Apart from this big question, one could find a few elements with which to quibble in this excellent volume. There is sometimes a paucity of credit given to the part played by other naturalistic behavioral interventionists who contributed to the development of many of the approaches used here. In their Background section, the authors credit Schreibman and Kogel with the creation of Pivotal Response Training, but do not mention any of the other contributors to the growth of naturalistic behavioral programs at about the same time, such as Mand-Modeling (Rogers-Warren and Warren 1980), Incidental Teaching (Hart and Risley 1975), Prelinguistic Milieu Teaching (Warren and Yoder 1998), and Social Modeling (Leonard 1975) to name just a few. In addition, many of the teaching practices claimed to be developed by the Denver model, such as use of positive affect, multiple communicative opportunities, and the use of a “one-up” rule (or “upping the ante” as Bruner [1975] called it), have roots in older developmental interventionist traditions. Facilitated Play (Seitz and Marcus 1976), Transactional Intervention (McLean and Snyder-McLean 1978), and Environmental Arrangement (Constable 1983) serve as just a few examples. This is not meant to diminish the innovation involved in carefully integrating these approaches into a unified program, but only to remark that the Denver model did not spring full-blown from the heads of its creators, but represented their thoughtful participation in an emerging zeitgeist about intervention for young children with disabilities.

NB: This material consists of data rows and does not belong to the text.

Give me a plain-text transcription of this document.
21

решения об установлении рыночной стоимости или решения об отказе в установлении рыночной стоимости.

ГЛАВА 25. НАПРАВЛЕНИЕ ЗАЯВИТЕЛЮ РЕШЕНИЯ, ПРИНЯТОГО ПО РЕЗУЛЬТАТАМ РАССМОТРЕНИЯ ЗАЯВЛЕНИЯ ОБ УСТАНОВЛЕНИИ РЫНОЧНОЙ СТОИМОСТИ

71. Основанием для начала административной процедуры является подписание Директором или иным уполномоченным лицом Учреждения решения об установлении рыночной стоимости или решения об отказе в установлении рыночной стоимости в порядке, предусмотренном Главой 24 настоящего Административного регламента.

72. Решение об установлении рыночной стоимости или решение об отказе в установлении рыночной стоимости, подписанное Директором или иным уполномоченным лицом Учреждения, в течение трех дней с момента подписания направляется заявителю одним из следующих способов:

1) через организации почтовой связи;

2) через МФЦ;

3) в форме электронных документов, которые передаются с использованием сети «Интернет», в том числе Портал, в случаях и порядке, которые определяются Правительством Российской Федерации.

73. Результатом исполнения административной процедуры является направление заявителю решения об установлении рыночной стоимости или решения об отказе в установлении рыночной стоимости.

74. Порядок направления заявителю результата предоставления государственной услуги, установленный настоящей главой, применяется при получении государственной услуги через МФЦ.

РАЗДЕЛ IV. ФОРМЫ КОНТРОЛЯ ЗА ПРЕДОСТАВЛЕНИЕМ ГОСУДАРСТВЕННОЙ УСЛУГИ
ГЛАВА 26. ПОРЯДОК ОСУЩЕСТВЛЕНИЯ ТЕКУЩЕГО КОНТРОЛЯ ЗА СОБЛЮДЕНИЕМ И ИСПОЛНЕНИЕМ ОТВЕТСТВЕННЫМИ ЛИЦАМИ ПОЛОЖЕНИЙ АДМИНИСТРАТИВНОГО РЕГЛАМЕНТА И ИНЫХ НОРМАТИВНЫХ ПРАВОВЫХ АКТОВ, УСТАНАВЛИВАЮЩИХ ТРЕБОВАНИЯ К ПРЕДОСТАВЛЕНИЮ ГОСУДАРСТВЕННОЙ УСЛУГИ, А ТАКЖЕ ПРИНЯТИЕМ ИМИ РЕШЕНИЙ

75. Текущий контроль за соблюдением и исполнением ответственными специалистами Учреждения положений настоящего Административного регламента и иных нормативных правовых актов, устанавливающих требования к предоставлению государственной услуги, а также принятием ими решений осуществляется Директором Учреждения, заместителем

A speech-language pathologist might also quibble with their relegation of the role of speech-language pathology to dealing solely with problems of speech, rather than being integrated into the development of intervention to increase preverbal communication and first words. We might also question the authors’ decision to recommend PROMPT, an intervention that makes use of tactile cues for motor behaviors which has very limited empirical support outside the field of ASD, as the only treatment to be used for children who do not spontaneously progress to spoken language with ESDM, since the authors’ own research on this program (Rogers et al. 2006) shows no significant advantage for it. Nevertheless, the authors’ strong focus on the development of spoken language—through reciprocal vocal imitation and play, interpreting vocal productions “as if” they were meaningful, and encouraging the development of first words not only for object labels and simple requests but in such as way that they can be combined to form multiword utterances—is an orientation any language development specialist would endorse.

In sum, this book adds greatly to the growing literature on evidence-based naturalistic behavioral treatments for children with ASD. Its attention to the needs of children under three, now frequently diagnosed with the syndrome, as well as its comprehensive scope and reader-friendly style should guarantee it a well-deserved place on the bookshelves of all who are engaged in the difficult task of optimizing the developmental trajectory of young children with this syndrome.